SMP Application Scenarios and Restrictions

Context

The SMP feature improves the performance through operator parallelism and occupies more system resources, including CPU, memory, and I/O. Actually, SMP is a method consuming resources to save time. It improves system performance in appropriate scenarios and when resources are sufficient, but may deteriorate performance otherwise. SMP applies to analytical query scenarios where a single query takes a long time and the service concurrency is low. The SMP parallel technology can reduce the query delay and improve the system throughput performance. However, in a high transactional concurrency scenario, a single query has a short delay. In this case, using a multi-thread parallel technology increases the query delay and reduces the system throughput performance.

Application Scenarios

• Operators that support parallelism. The plan contains the following operators that support parallelism.

  • Scan: Row-store ordinary tables and row-store partitioned tables, and column-store ordinary tables and column-store partitioned tables can be sequentially scanned.
  • Join: HashJoin and NestLoop
  • Agg: HashAgg, SortAgg, PlainAgg, and WindowAgg (which supports only partition by, and does not support order by)
  • Stream: Local Redistribute and Local Broadcast
  • Others: Result, Subqueryscan, Unique, Material, Setop, Append, VectoRow, and RowToVec

• SMP-specific operators: To execute queries in parallel, Stream operators are added for data exchange of the SMP feature. These new operators can be considered as the subtypes of Stream operators.

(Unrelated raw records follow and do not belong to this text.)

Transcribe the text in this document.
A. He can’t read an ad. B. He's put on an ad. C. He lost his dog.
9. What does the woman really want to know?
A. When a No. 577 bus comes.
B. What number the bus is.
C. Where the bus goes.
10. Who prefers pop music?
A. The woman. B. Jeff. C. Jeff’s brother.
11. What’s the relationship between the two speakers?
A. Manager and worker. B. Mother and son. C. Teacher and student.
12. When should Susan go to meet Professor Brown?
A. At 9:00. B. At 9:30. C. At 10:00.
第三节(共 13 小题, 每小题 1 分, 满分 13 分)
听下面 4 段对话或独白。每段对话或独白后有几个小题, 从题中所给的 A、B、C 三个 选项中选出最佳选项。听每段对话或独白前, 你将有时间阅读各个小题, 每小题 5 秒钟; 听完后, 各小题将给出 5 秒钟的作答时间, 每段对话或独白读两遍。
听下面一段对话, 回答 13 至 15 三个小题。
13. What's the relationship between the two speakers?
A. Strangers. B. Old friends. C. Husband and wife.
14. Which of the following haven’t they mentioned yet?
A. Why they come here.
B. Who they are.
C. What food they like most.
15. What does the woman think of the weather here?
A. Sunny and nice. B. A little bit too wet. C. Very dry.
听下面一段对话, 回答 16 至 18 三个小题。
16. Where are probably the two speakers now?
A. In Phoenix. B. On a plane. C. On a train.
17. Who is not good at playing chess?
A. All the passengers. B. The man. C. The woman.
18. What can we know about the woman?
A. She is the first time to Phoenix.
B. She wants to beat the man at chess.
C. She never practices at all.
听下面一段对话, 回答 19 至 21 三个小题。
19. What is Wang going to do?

  • Local Gather aggregates data of parallel threads within an instance.
  • Local Redistribute redistributes data based on the distributed key across threads within an instance.
  • Local Broadcast broadcasts data to each thread within an instance.
  • Local RoundRobin distributes data in polling mode across threads within an instance.

• The following uses the TPCH Q1 parallel plan as an example.

  

  In this plan, the Scan and HashAgg operators are processed in parallel, and the Local Gather operator is added for data exchange. Operator 3 is a Local Gather operator. “dop: 1/4” indicates that the degree of parallelism of the sender thread is 4 and the degree of parallelism of the receiver thread is 1. That is, the lower-layer HashAggregate operator 4 is executed based on the degree of parallelism 4, the upper-layer operators 1 and 2 are executed in serial mode, and operator 3 aggregates data of parallel threads within the instance.

  You can view the parallelism situation of each operator in the dop information.

Non-applicable Scenarios

1. Index scanning cannot be executed in parallel.
2. MergeJoin cannot be executed in parallel.
3. WindowAgg order by cannot be executed in parallel.
4. The cursor cannot be executed in parallel.
5. Queries in stored procedures and functions cannot be executed in parallel.
6. Subplans and initplans cannot be queried in parallel, and operators that contain subqueries cannot be executed in parallel, either.
7. Query statements that contain the median operation cannot be executed in parallel.
8. Queries with global temporary tables cannot be executed in parallel.
9. Updating materialized views cannot be executed in parallel.